“He mentioned that he’s planning to attend your Thanksgiving dinner at the Bouncing Ball. Said he’s always gone out for dinner on Thanksgiving, usually invited clients, but with the baby... He doesn’t want Diamond Rose to spend any holidays without family.”
Tamara would be at her parents’. She’d told him that when he’d invited her to accompany him to Mallory’s dinner—since she and Mallory were friends and all.
Things were just getting too complicated. She couldn’t not go to her parents. And she absolutely could not take Flint there with her, Diamond Rose aside, even if she wanted to.
“You’re thirty-three, Mal. You want a family of your own. And there’s no reason you can’t have ten children if you want them. But you need to get started.”
“You seriously want me to ask him out?” Mallory asked again.
“At least try to spend some time with him at dinner on Thanksgiving. Ask him to help. He’s a great cook.”
“He’s cooked for you?”
Tamara ignored that. “I think the two of you are perfect for each other.”
“Seriously?” Mallory repeated, leaning forward, looking her in the eye.
“Yes.” She didn’t hesitate. This was the right thing to do. “Unless... I mean, depending on... My dad is still afraid that he’s the one who stole from him.”
“What do you think?”
Shrugging, Tamara took a sip of her wine. “The whole way he is with the baby and all, which has nothing to do with this, but... I don’t see it,” she said. “At the same time, there’s absolutely nothing popping up on anyone else.”
“So what do you do now? Hire a detective?”
“I tried to get my dad to do that. He’s adamantly against bringing in anyone else. The thief, whoever it is, hasn’t done anything in over a month. Dad had some special notification put on one of his passwords, and the second anyone signs in as him, he’ll know. But he’s hoping it doesn’t come to that.”
“How much longer are you going to be at the company?”
“I’m about done there.” Which was another reason she had to get Flint and Mallory together.
“So you won’t be seeing Flint anymore.”
“I don’t see him much at the office anyway. We’re on different floors.”
“Do you see him outside the office?”
“Only as a kind of informant,” she said, confessing what bothered her the most. “I ask him questions about the business, in my efficiency expert role.”

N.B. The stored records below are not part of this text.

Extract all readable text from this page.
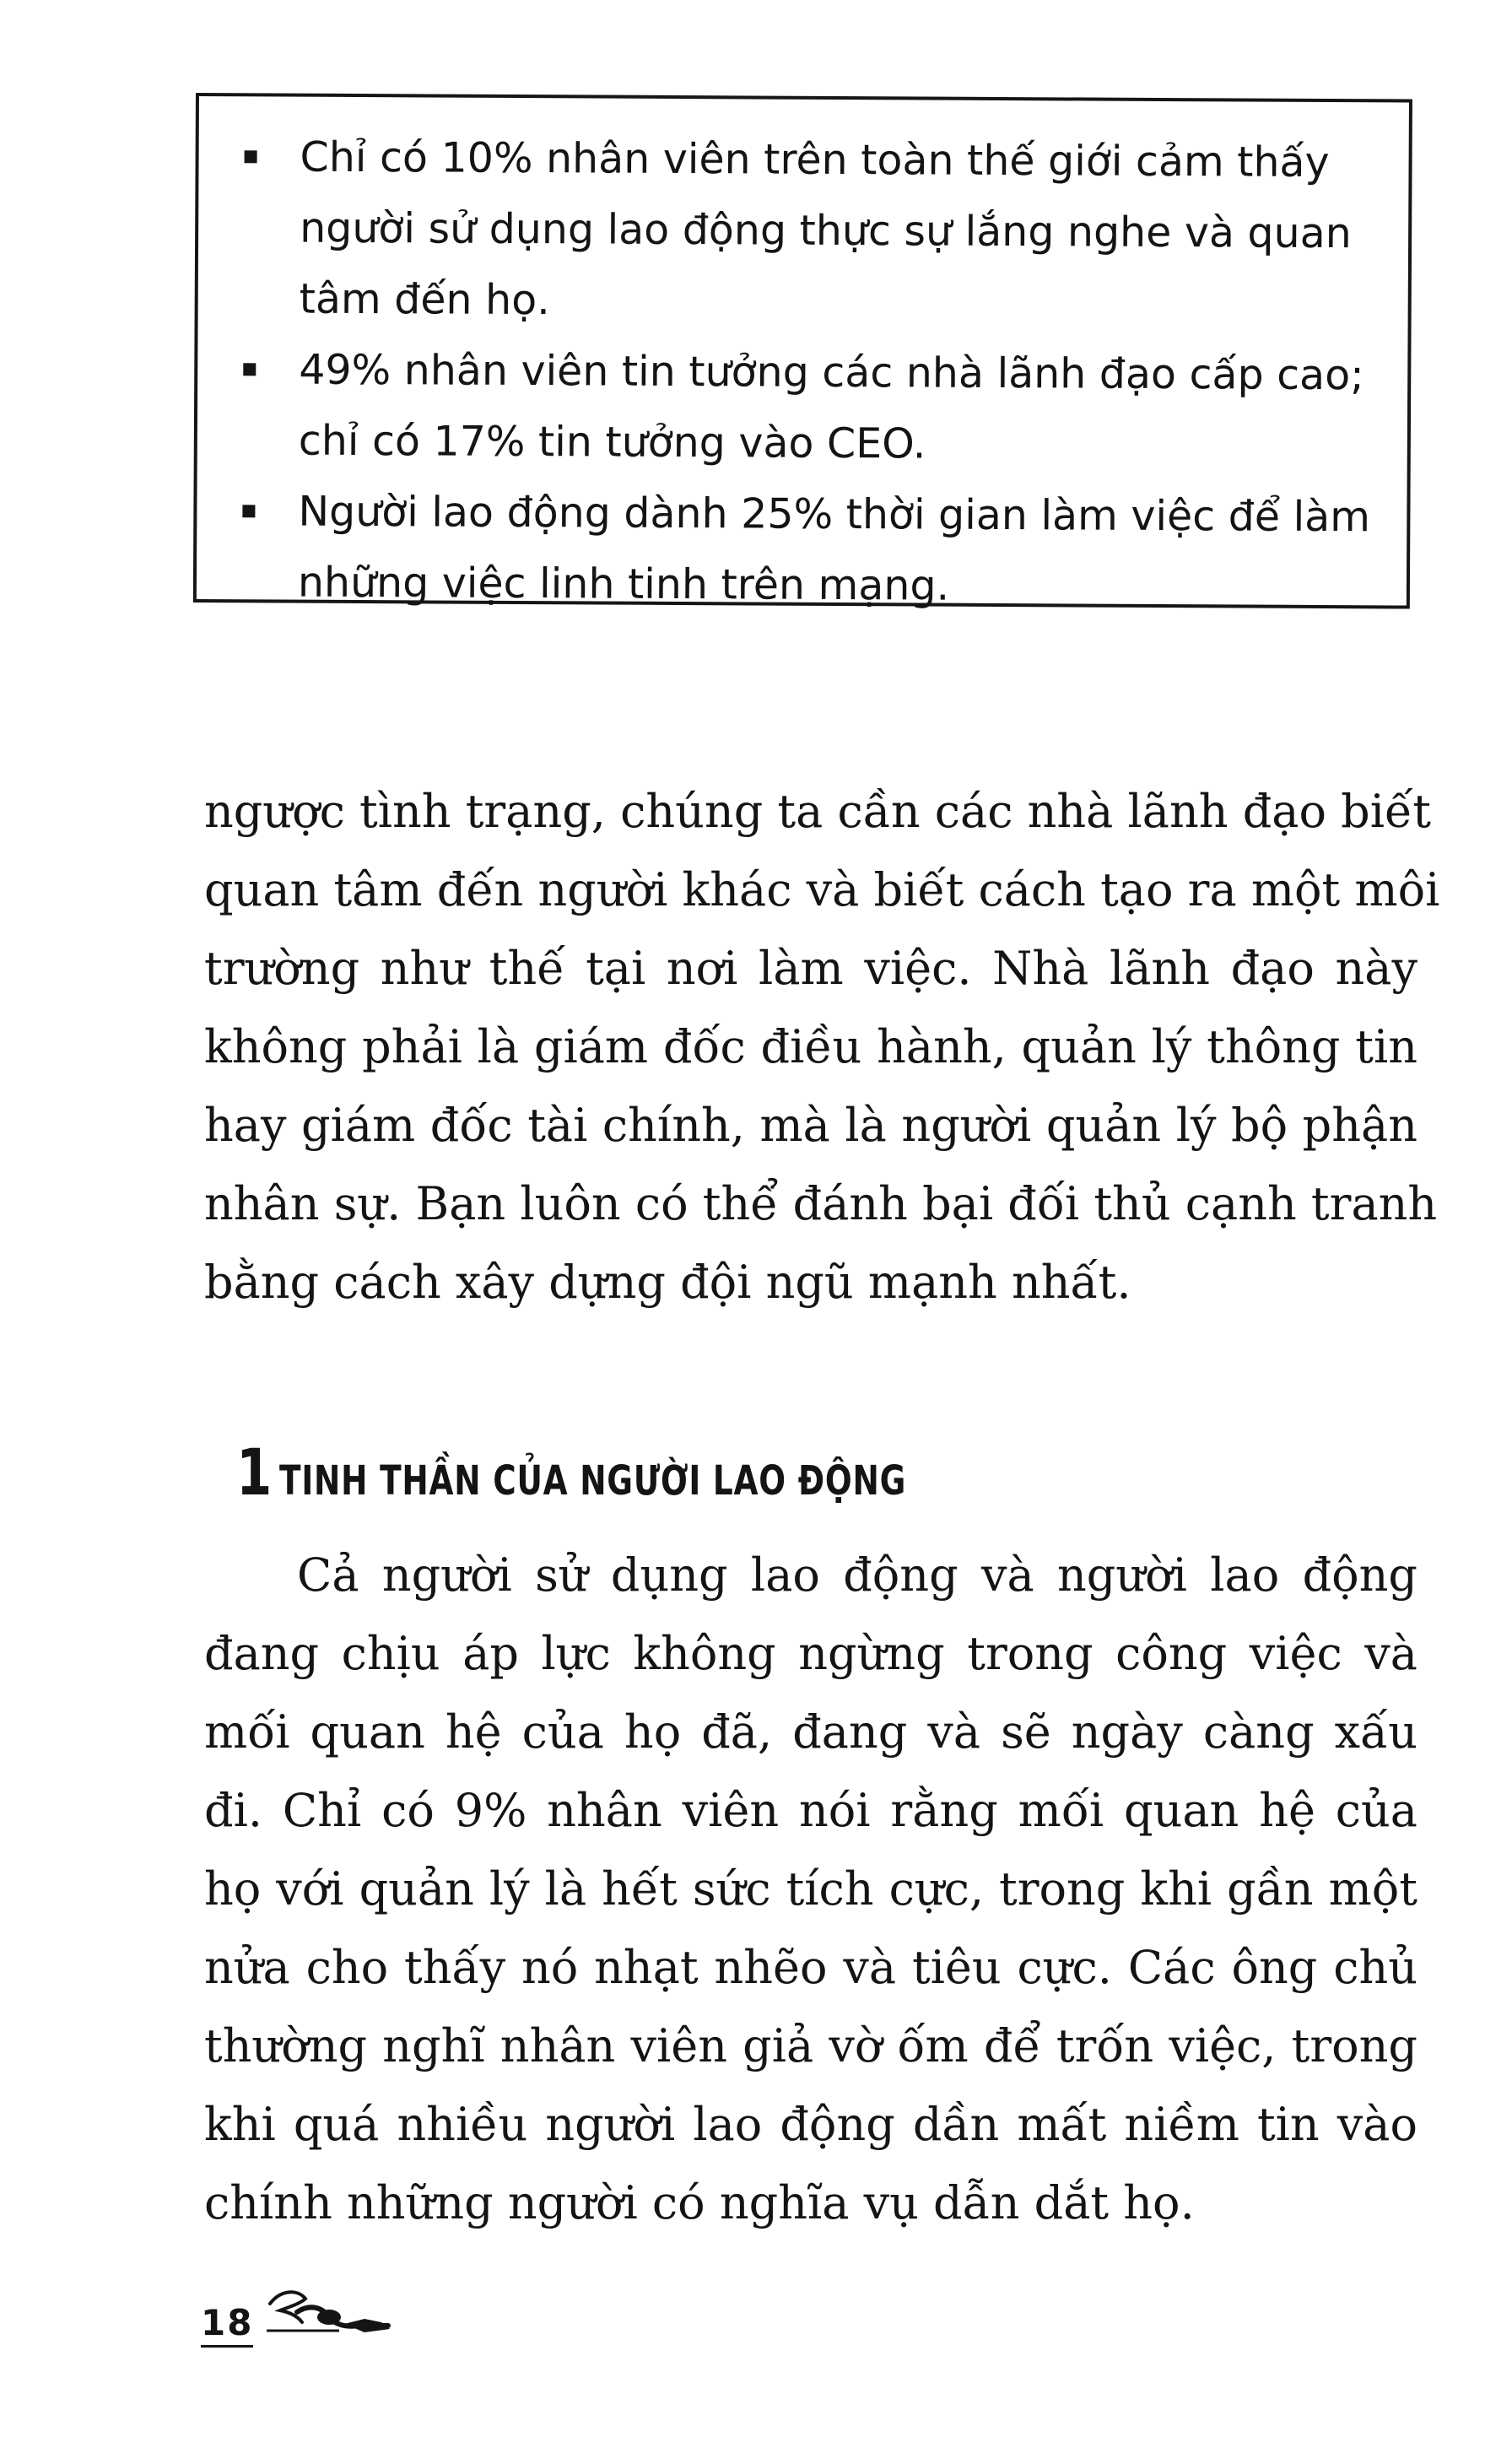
Chỉ có 10% nhân viên trên toàn thế giới cảm thấy
người sử dụng lao động thực sự lắng nghe và quan
tâm đến họ.
49% nhân viên tin tưởng các nhà lãnh đạo cấp cao;
chỉ có 17% tin tưởng vào CEO.
Người lao động dành 25% thời gian làm việc để làm
những việc linh tinh trên mạng.
ngược tình trạng, chúng ta cần các nhà lãnh đạo biết
quan tâm đến người khác và biết cách tạo ra một môi
trường như thế tại nơi làm việc. Nhà lãnh đạo này
không phải là giám đốc điều hành, quản lý thông tin
hay giám đốc tài chính, mà là người quản lý bộ phận
nhân sự. Bạn luôn có thể đánh bại đối thủ cạnh tranh
bằng cách xây dựng đội ngũ mạnh nhất.
1 TINH THẦN CỦA NGƯỜI LAO ĐỘNG
Cả người sử dụng lao động và người lao động
đang chịu áp lực không ngừng trong công việc và
mối quan hệ của họ đã, đang và sẽ ngày càng xấu
đi. Chỉ có 9% nhân viên nói rằng mối quan hệ của
họ với quản lý là hết sức tích cực, trong khi gần một
nửa cho thấy nó nhạt nhẽo và tiêu cực. Các ông chủ
thường nghĩ nhân viên giả vờ ốm để trốn việc, trong
khi quá nhiều người lao động dần mất niềm tin vào
chính những người có nghĩa vụ dẫn dắt họ.
18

“But he thinks it’s more than that.”
“Just friends.” Tamara sat back and drank some of her wine. Thought maybe they should look at their menus so their waitress would realize they’d be ready to order soon. They’d sent her off the first time she’d asked. “I swear. Nothing’s happened between us. I’m not kidding. I’ve been thinking all along that you and he belong together. You’d love him if you got to know him. And you already love his little girl.”
Which Tamara could never do.
Even if she wanted to try, she knew she’d go into emotional shutdown.
“You’re falling for him.”
“I am not! How could I? I only met him a few weeks ago.”
“I knew I was in love with Braden the first night I met him.”
A love that had been blown apart, for both of them, by the death of their five-month-old son. They’d been divorced for three years and had found a way to build a good, solid friendship between them.
“And now it’s time for you to find someone else to love,” Tamara said. “To share your life with.”
“Maybe the one it’s time for is you.”